For those who couldn’t make it to a computer, a flier recruiting reporters offered a phone number and promised that anyone who called the Indymedia newsroom would be greeted by “Indymedia worker bees, ready to get your story out to the world before you even get back from the action. The corporate media will be full of lies, but we (the people!) can get the truth out.”
As promised, by Monday morning, the Indymedia Web site for the event (www.biotechimc.org) was full of blow-by-blow accounts of run-ins with the police, balanced with more meditative notes from various speeches, teach-ins and workshops around the city. Dozens of photos from the front lines, and streaming audio of “Resistance Radio” rounded out the Web site, providing what may have been the most comprehensive content and up-to-the-minute reporting anywhere of the scene from the streets.
Indymedia served a similar function when it started in Seattle during the anti-WTO protests in 1999. But after the protests subsided, it became a permanent presence in that city and since has spread to more than a hundred cities worldwide. The content varies—and almost always comes from a left-of-center perspective—but in places like Portland, which has the most active Indymedia Center in North America today, there is a great deal of local coverage mixed in with the national and international news.
“Our mantra is ‘be the media,’” said Ellen, a 40-something social worker from Portland who asked that her last name not be used. She explained that Indymedia embodied the same principles of direct democracy and anti-corporatism that activists brought to Seattle, to other global-trade summits and now to Sacramento.
Professional reporters and editors no doubt will wring their hands over the fact that much of the news on the Indymedia Web sites is penned by authors using pseudonyms, as well as the fact that there are no gatekeepers to weed out inaccurate information—let alone the obvious leftward slant of much of the writing.
Other “IMCistas” like Daniel Youngberg say not to worry: The free flowing, democratic nature of Indymedia is self-correcting. “There are as many editors and fact checkers as there are readers,” Youngberg explained. If false information is posted, somebody else usually comes along and corrects it. And readers are smart enough to handle any spin that comes their way.
“It’s empowering people to get up off the couch and get on the ball,” Ellen explained, adding that Indymedia’s goal is to get people to participate in news gathering and reporting rather than simply sitting back and absorbing whatever is broadcast into their living rooms.
What the Indymedia lacks in polish and objectivity it makes up for in raucous, no-holds-barred reporting on the ground, as it happens. And of course, it’s completely do-it-yourself.
“It’s showing people how anarchist principles can be put into practice. I would say this is the most successful experiment in anarchism going today,” said Youngberg.
The experiment may put down roots in Sacramento soon. Several local activists are busy trying to set up a permanent Indymedia Center in Sacramento right now. (See the Sacramento site at http://lists.indymedia.org/mailman/listinfo/imc-sac.)

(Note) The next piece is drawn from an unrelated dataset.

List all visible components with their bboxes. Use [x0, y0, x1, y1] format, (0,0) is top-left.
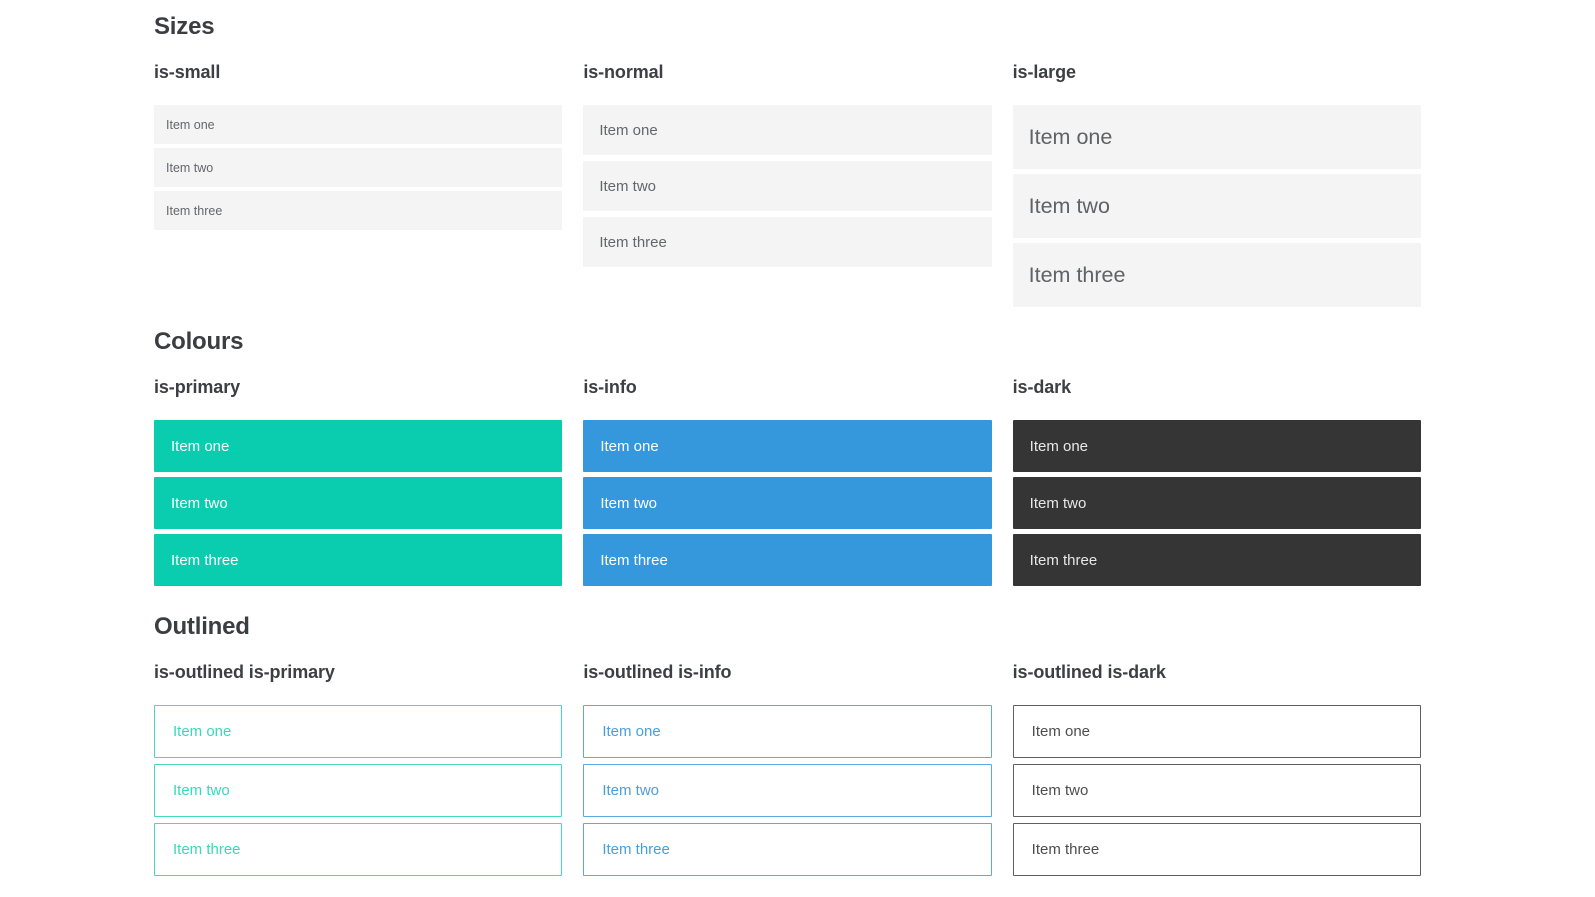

Only time will tell if the Sacramento center is as feisty as the Portland outfit, which is ready to take on anybody, including the so-called alternative press. Earlier this year, the Portland center got into a bitter dispute with a Willamette Week reporter about that paper’s coverage of local anti-war protests.
Before returning to the Indymedia nerve center, Youngberg questioned SN&R’s own commercial entanglements.
Youngberg: “Does your paper have those ads in the back?”
SN&R: “Yes, there are ads”
Youngberg: “Those sex ads?”
SN&R: “Um, yeah.”
Youngberg: “Well, I won’t read your paper then. But good luck.” —C.G.